Bryan Helmer never set out to become a career minor-league scoring leader. (Really, who does?) But about two weeks ago, when he was playing hockey with some friends in a town league outside of Kingston, the 38-year-old Helmer admitted he wanted back into the game. He wanted to be the American Hockey League’s all-time scoring defenceman.
And just like that he got a call from the Oklahoma City Barons, the Edmonton Oilers’ AHL affiliate; he signed a contract and Thursday night he scored twice and added an assist for 520 points, an AHL record.
It’s quite the accomplishment if you consider how Helmer’s 18-year professional career has spanned 10 teams in two minor leagues and included 146 games in the National Hockey League with the St. Louis Blues, Phoenix Coyotes, Vancouver Canucks and Washington Capitals.
It was his last NHL stint - with Alexander Ovechkin and the Caps in 2008-09 - that holds a special place in his heart.

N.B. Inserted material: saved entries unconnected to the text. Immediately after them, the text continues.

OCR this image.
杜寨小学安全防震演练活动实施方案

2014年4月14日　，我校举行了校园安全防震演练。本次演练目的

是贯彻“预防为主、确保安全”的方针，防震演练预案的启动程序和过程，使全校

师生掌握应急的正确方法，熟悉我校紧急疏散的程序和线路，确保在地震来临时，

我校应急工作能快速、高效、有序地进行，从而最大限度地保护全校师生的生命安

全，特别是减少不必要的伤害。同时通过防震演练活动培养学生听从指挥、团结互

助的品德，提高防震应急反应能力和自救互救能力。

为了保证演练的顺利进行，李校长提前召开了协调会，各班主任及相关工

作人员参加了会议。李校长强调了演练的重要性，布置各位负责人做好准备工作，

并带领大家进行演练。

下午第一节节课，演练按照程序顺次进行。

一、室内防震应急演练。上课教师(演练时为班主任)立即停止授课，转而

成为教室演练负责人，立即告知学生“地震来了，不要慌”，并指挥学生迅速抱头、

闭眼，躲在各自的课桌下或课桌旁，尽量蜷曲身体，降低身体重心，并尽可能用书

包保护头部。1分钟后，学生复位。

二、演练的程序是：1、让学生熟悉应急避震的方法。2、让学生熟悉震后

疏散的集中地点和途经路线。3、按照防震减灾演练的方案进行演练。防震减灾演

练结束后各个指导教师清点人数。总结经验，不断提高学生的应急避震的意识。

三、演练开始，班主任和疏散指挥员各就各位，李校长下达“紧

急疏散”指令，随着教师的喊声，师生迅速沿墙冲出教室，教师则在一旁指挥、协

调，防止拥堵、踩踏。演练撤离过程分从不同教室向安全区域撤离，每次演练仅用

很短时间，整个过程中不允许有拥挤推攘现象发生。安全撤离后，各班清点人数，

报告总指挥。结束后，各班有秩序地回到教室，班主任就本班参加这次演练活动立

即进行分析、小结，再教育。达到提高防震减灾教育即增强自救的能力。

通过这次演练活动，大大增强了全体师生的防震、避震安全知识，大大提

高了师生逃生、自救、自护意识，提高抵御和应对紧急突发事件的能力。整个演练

“My son Cade (then seven years old) kept asking me, ‘Are you going to get called up?’ I told him, ‘I’m trying.’ Then I got to tell him I was going to Washington,” said Helmer. “To see my son smile was worth it. At age 36, to make it back to the NHL – my wife and four-year-old daughter were there, too, in the stands watching - I’ll always remember that.”
Helmer was beginning to think his AHL days were done despite the fact he had helped Hershey win back-to-back Calder Cup championships in 2009 and 2010. A free agent last fall, he got an offer to sign with Oklahoma City but negotiations stalled. To keep himself fit, he worked out and played as much hockey as he could find.
That meant playing with a collection of friends in Westport, Ont., near Kingston, and even in a police tournament in Smith Falls.
“I was just trying to get as much ice time as I could,” he said. “I was definitely getting discouraged. Then Oklahoma City came back and offered me another chance.”
Given that opportunity, the puck-moving Helmer has gotten right to work, scoring seven points in four games, including the three that put him into the record books, making him the Ray Bourque of minor-league hockey. Or, for you baseball movie fans, Crash Davis.
“I thought about retiring but I still wanted to play this year and I wanted the record,” he readily admitted. “I’ve definitely been fortunate to stay healthy and play on good teams and the hard work has been rewarded.
“I don’t know if I’ll play beyond this year. Maybe I’ll go into coaching or run a hockey school. I’d like to keep within the game. But right now, I’m still having fun. I’m enjoying my career.”